Active between 1926 and 1939, he was involved in 208 jazz recording sessions. After retiring from playing music in 1939, he turned to business.
Early life
Harry Goodman was born in Chicago, Illinois, on June 21, 1906, to David Goodman (1873–1926) and Dora Grisinsky (1873–1964).
Harry had three brothers —Benny Goodman (May 30, 1909—June 13, 1986), Irving Goodman (February 06, 1914—July 07, 1990), and Jerome David Goodman (1923—1944); and two sisters—Ida Goodman Winsberg (1902–1995) and Ethel Goodman (1904–1989).
Benny was a clarinetist/bandleader who led many jazz bands, including Benny Goodman & Friends, Benny Goodman And His All Stars, Benny Goodman And His Modernists, and Benny Goodman Octet. Irving was a trumpet player who played in Benny's bands and with Alvino Rey, Bunny Berigan, Charlie Barnet, Jimmy Dorsey, and Teddy Powell.

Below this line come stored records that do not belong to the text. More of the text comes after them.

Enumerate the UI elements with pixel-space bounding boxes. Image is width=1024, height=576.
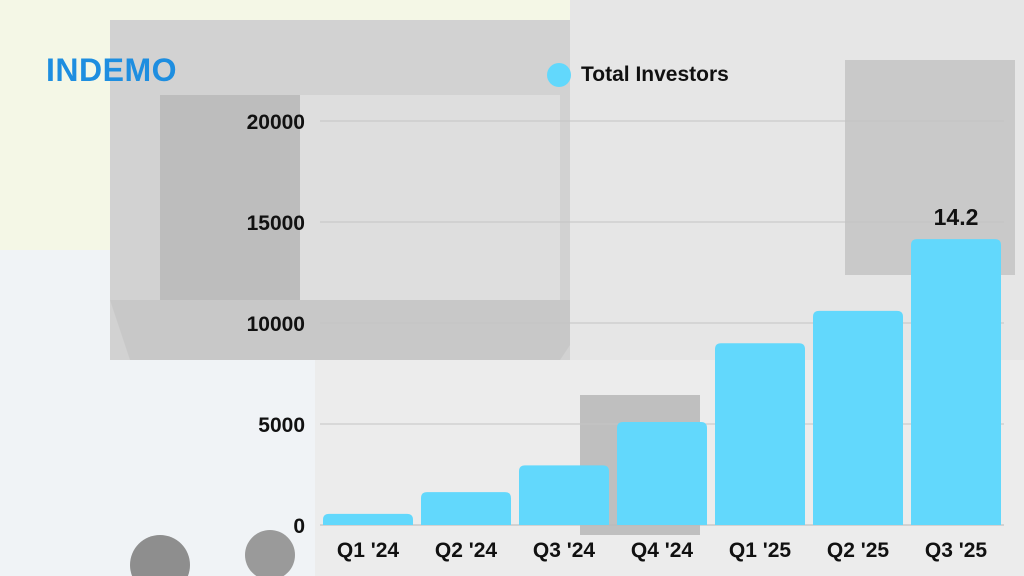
y-tick-label: 0 (293, 515, 305, 538)
bar (813, 310, 903, 525)
indemo-logo: INDEMO (46, 52, 177, 88)
x-tick-label: Q2 '25 (827, 539, 890, 562)
x-tick-label: Q3 '24 (533, 539, 596, 562)
bar (519, 465, 609, 525)
x-tick-label: Q3 '25 (925, 539, 988, 562)
y-tick-label: 10000 (247, 313, 305, 336)
data-label: 14.2 (934, 204, 979, 230)
y-tick-label: 15000 (247, 212, 305, 235)
legend-label: Total Investors (581, 63, 729, 86)
bar (323, 513, 413, 525)
bar (715, 343, 805, 525)
bar (617, 421, 707, 525)
x-tick-label: Q2 '24 (435, 539, 498, 562)
legend: Total Investors (547, 63, 729, 87)
legend-marker (547, 63, 571, 87)
x-tick-label: Q4 '24 (631, 539, 694, 562)
x-tick-label: Q1 '25 (729, 539, 792, 562)
y-tick-label: 20000 (247, 111, 305, 134)
bar (421, 492, 511, 525)
bar (911, 239, 1001, 526)
x-tick-label: Q1 '24 (337, 539, 400, 562)
y-tick-label: 5000 (258, 414, 305, 437)
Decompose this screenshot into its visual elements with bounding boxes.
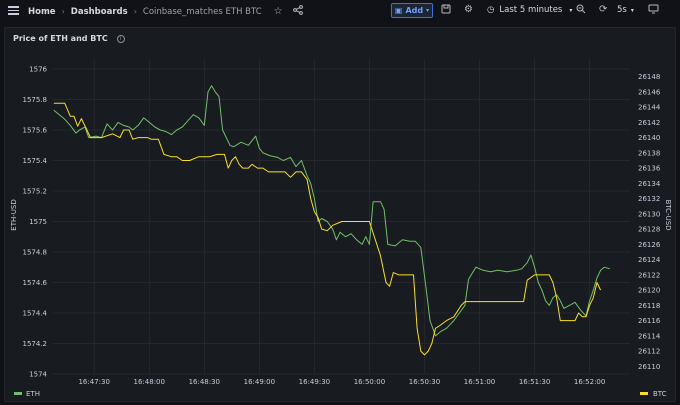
clock-icon: ◷ [487,5,495,15]
time-range-label: Last 5 minutes [499,5,563,15]
refresh-icon[interactable]: ⟳ [599,4,608,15]
time-range-picker[interactable]: ◷ Last 5 minutes ▾ [487,5,572,15]
panel-header[interactable]: Price of ETH and BTC i [13,34,125,43]
refresh-interval-label: 5s [617,5,627,15]
star-icon[interactable]: ☆ [273,5,283,17]
save-icon[interactable] [441,4,451,17]
add-button[interactable]: ▣ Add ▾ [391,3,433,18]
chevron-down-icon: ▾ [630,6,634,14]
hamburger-menu-icon[interactable] [8,6,19,15]
chevron-right-icon: › [133,7,137,16]
zoom-out-icon[interactable] [576,4,586,17]
top-navbar: Home › Dashboards › Coinbase_matches ETH… [0,0,680,22]
gear-icon[interactable]: ⚙ [464,4,473,15]
breadcrumb-dashboards[interactable]: Dashboards [70,6,128,17]
timeseries-panel: Price of ETH and BTC i [4,27,676,402]
tv-mode-icon[interactable] [648,4,659,17]
breadcrumb: Home › Dashboards › Coinbase_matches ETH… [28,5,303,18]
info-icon[interactable]: i [116,34,125,43]
refresh-interval-picker[interactable]: 5s ▾ [617,5,634,15]
share-icon[interactable] [292,5,303,18]
breadcrumb-home[interactable]: Home [28,6,56,17]
breadcrumb-current-dashboard: Coinbase_matches ETH BTC [142,6,262,17]
add-icon: ▣ [394,6,403,15]
add-button-label: Add [405,6,424,15]
panel-title: Price of ETH and BTC [13,34,108,43]
chevron-down-icon: ▾ [569,6,573,14]
chevron-right-icon: › [61,7,65,16]
chevron-down-icon: ▾ [426,7,430,14]
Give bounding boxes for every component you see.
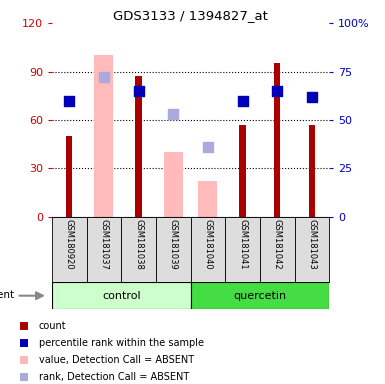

Goodman's father, David, came to the United States in 1892 from Warsaw in partitioned Poland and became a tailor. His mother, Dora, came from Kaunas, Lithuania. They met in Baltimore, Maryland, and moved to Chicago before their children's birth. With little income and a large family, they moved to the Maxwell Street neighborhood, an overcrowded slum near railroad yards and factories that was populated by German, Irish, Italian, Polish, Scandinavian, and Jewish immigrants.
Career
Harry Goodman began his professional music career in the mid-1920s with Ben Pollack and His Californians and made his first recordings, accompanied by Glenn Miller (trombone), Benny Goodman (clarinet), Gil Rodin (alto saxophone), Wayne Allen (piano), Frank Sylvano (vocals), and Fud Livingston (tenor saxophone).
In the following years, he worked with Benny Goodman's studio bands with Jimmy McHugh, Jack Pettis, and Irving Mills.
In the 1930s, Harry made recordings with several musicians, including Hoagy Carmichael ("Rockin' Chair"), Jack Teagarden, Red Nichols, Gil Rodin, The Charleston Chasers, Wingy Manone, Harry Rosenthal, Red McKenzie's Mound City Blue Blowers, Teddy Wilson and Lionel Hampton.
Harry retired from playing music in 1939, at age 33, and entered the restaurant business in New York City. Later, he became a music publisher.
In 1993, Harry and Benny were profiled in the episode "Benny Goodman: Adventures in the Kingdom of Swing" of Oren Jacoby's TV documentary series American Masters (aired on December 8, 1993, on PBS).
Death
Harry died in Gstaad, Switzerland, on October 22, 1997, at age 91.